Another proposal would require landlords to offer relocation assistance for tenants if they impose excessive rent increases of 10% or greater; an additional proposal would prevent a landlord from evicting tenants who are no more than a month behind in their rent. “We are all missing work way more than before, and sometimes we come up a little short,” Raman said at  a City Hall rally last week. “You should not be kicked out of your house because you owe a few hundred dollars of that rent.” A final proposal would extend for one year protections for renters against being evicted on account of unauthorized pets or residents in their units; such protection is currently in place under COVID-era rules

Raman presented the package she outlined at the rally as a set of common sense reforms. “These are recommendations that came out of the Housing Department’s experience with vulnerable tenants,” she told Capital & Main. Failing to adopt them “would be counter to the agenda of every single person around that horseshoe, as well as the mayor.” Mayor Karen Bass has made tackling homelessness her top priority.

Dan Yukelson, executive director of the Apartment Association of Greater Los Angeles, a longtime adversary of the tenant organizers, will be opposing their proposals, he said. He blames the eviction moratorium and pandemic-era rent freezes for forcing small property owners out of business and driving up rents. Mom and pop landlords have had to liquidate their retirement savings, he said. These new protections are “going to be a greater burden” to landlords and enable irresponsible tenants.

 

 

“They feel like they are Robin Hood, and they are robbing the rich and they are giving to the perceived poor,” he said of the progressive, pro-tenant bloc on the City Council.

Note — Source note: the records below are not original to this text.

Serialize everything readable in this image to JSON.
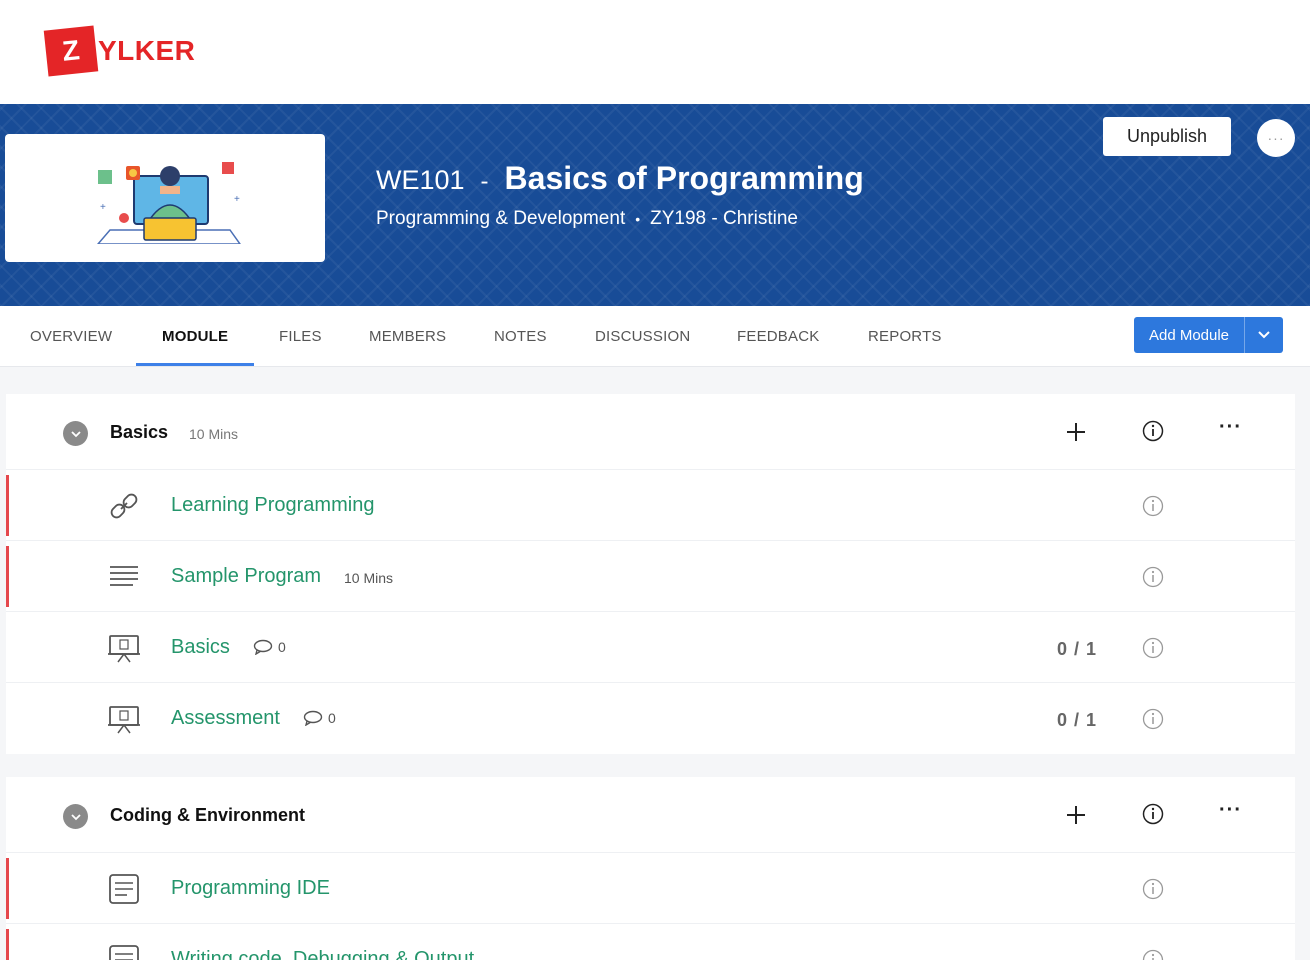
{
  "brand": {
    "logo_letter": "Z",
    "logo_text": "YLKER",
    "color": "#e42527"
  },
  "course": {
    "code": "WE101",
    "separator": "-",
    "title": "Basics of Programming",
    "category": "Programming & Development",
    "dot": "•",
    "instructor": "ZY198 - Christine",
    "unpublish_label": "Unpublish",
    "more_label": "···",
    "banner_color": "#184c97"
  },
  "tabs": [
    {
      "label": "OVERVIEW"
    },
    {
      "label": "MODULE",
      "active": true
    },
    {
      "label": "FILES"
    },
    {
      "label": "MEMBERS"
    },
    {
      "label": "NOTES"
    },
    {
      "label": "DISCUSSION"
    },
    {
      "label": "FEEDBACK"
    },
    {
      "label": "REPORTS"
    }
  ],
  "add_module": {
    "label": "Add Module",
    "color": "#2d78dd"
  },
  "modules": [
    {
      "title": "Basics",
      "duration": "10 Mins",
      "items": [
        {
          "icon": "link-icon",
          "label": "Learning Programming",
          "marked": true
        },
        {
          "icon": "text-lines-icon",
          "label": "Sample Program",
          "duration": "10 Mins",
          "marked": true
        },
        {
          "icon": "presentation-icon",
          "label": "Basics",
          "comments": "0",
          "score": "0 / 1"
        },
        {
          "icon": "presentation-icon",
          "label": "Assessment",
          "comments": "0",
          "score": "0 / 1"
        }
      ]
    },
    {
      "title": "Coding & Environment",
      "items": [
        {
          "icon": "document-icon",
          "label": "Programming IDE",
          "marked": true
        },
        {
          "icon": "document-icon",
          "label": "Writing code, Debugging & Output",
          "marked": true
        }
      ]
    }
  ],
  "colors": {
    "item_text": "#24956b",
    "marker": "#e5484d",
    "tab_active": "#3d80e8"
  }
}
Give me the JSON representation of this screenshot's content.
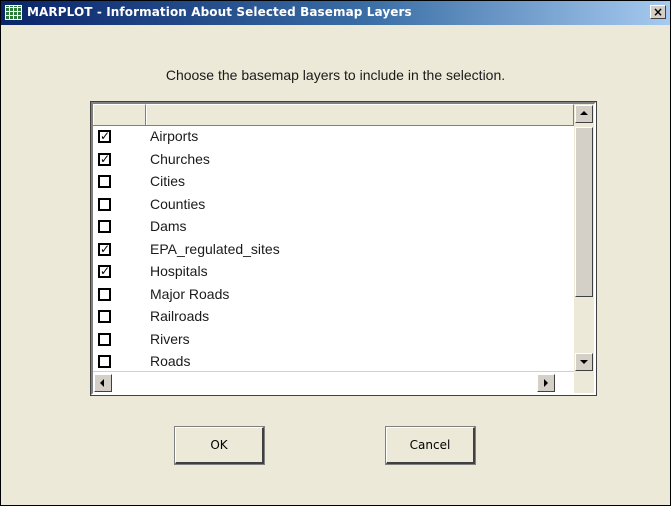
{
  "window": {
    "title": "MARPLOT - Information About Selected Basemap Layers",
    "close_glyph": "×"
  },
  "instruction": "Choose the basemap layers to include in the selection.",
  "layers": [
    {
      "name": "Airports",
      "checked": true
    },
    {
      "name": "Churches",
      "checked": true
    },
    {
      "name": "Cities",
      "checked": false
    },
    {
      "name": "Counties",
      "checked": false
    },
    {
      "name": "Dams",
      "checked": false
    },
    {
      "name": "EPA_regulated_sites",
      "checked": true
    },
    {
      "name": "Hospitals",
      "checked": true
    },
    {
      "name": "Major Roads",
      "checked": false
    },
    {
      "name": "Railroads",
      "checked": false
    },
    {
      "name": "Rivers",
      "checked": false
    },
    {
      "name": "Roads",
      "checked": false
    }
  ],
  "buttons": {
    "ok": "OK",
    "cancel": "Cancel"
  },
  "check_glyph": "✓",
  "icons": {
    "app": "marplot-grid-icon",
    "close": "close-icon"
  }
}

At yesterday’s Housing Committee meeting, Councilmember Bob Blumenfield introduced an amendment to the proposed just cause ordinance that seemed to take Raman off guard. Blumenfield’s amendment delays the implementation of just cause protections for 12 months — or until a tenant’s lease expires, whichever comes first. He introduced the amendment out of concern for those property owners who might want to rent their homes on a short-term basis, who then might be forced to pay relocation assistance to their tenants. 

“Short term leases have a place in our rental market,” Blumenfield said at the meeting. “And it helps a lot of people get by. We have actors who go off on shoots. We have traveling nurses. We have all sorts of folks who literally rent out their condo.” Short-term rentals are prohibited in rent control units.

Raman said there had not been time to assess the implications of this amendment for the tenants the ordinance aimed to protect. Councilmember Marqueece Harris-Dawson said he worried about unscrupulous landlords finding new tenants before they became subject to just cause protection. They both voted against the amendment to the ordinance, but Councilmembers Monica Rodriguez and John Lee supported it.

Tenant advocates, including former Councilmember Mike Bonin, expressed concern about the amendment after the meeting. The amendment “significantly undermines the effort to provide universal just cause” protection, he wrote in a text to Capital & Main. “I hope the Council will reverse that amendment and pass the full package of recommendations from the Housing Department.” 

The City Council is scheduled to vote on the proposals Friday.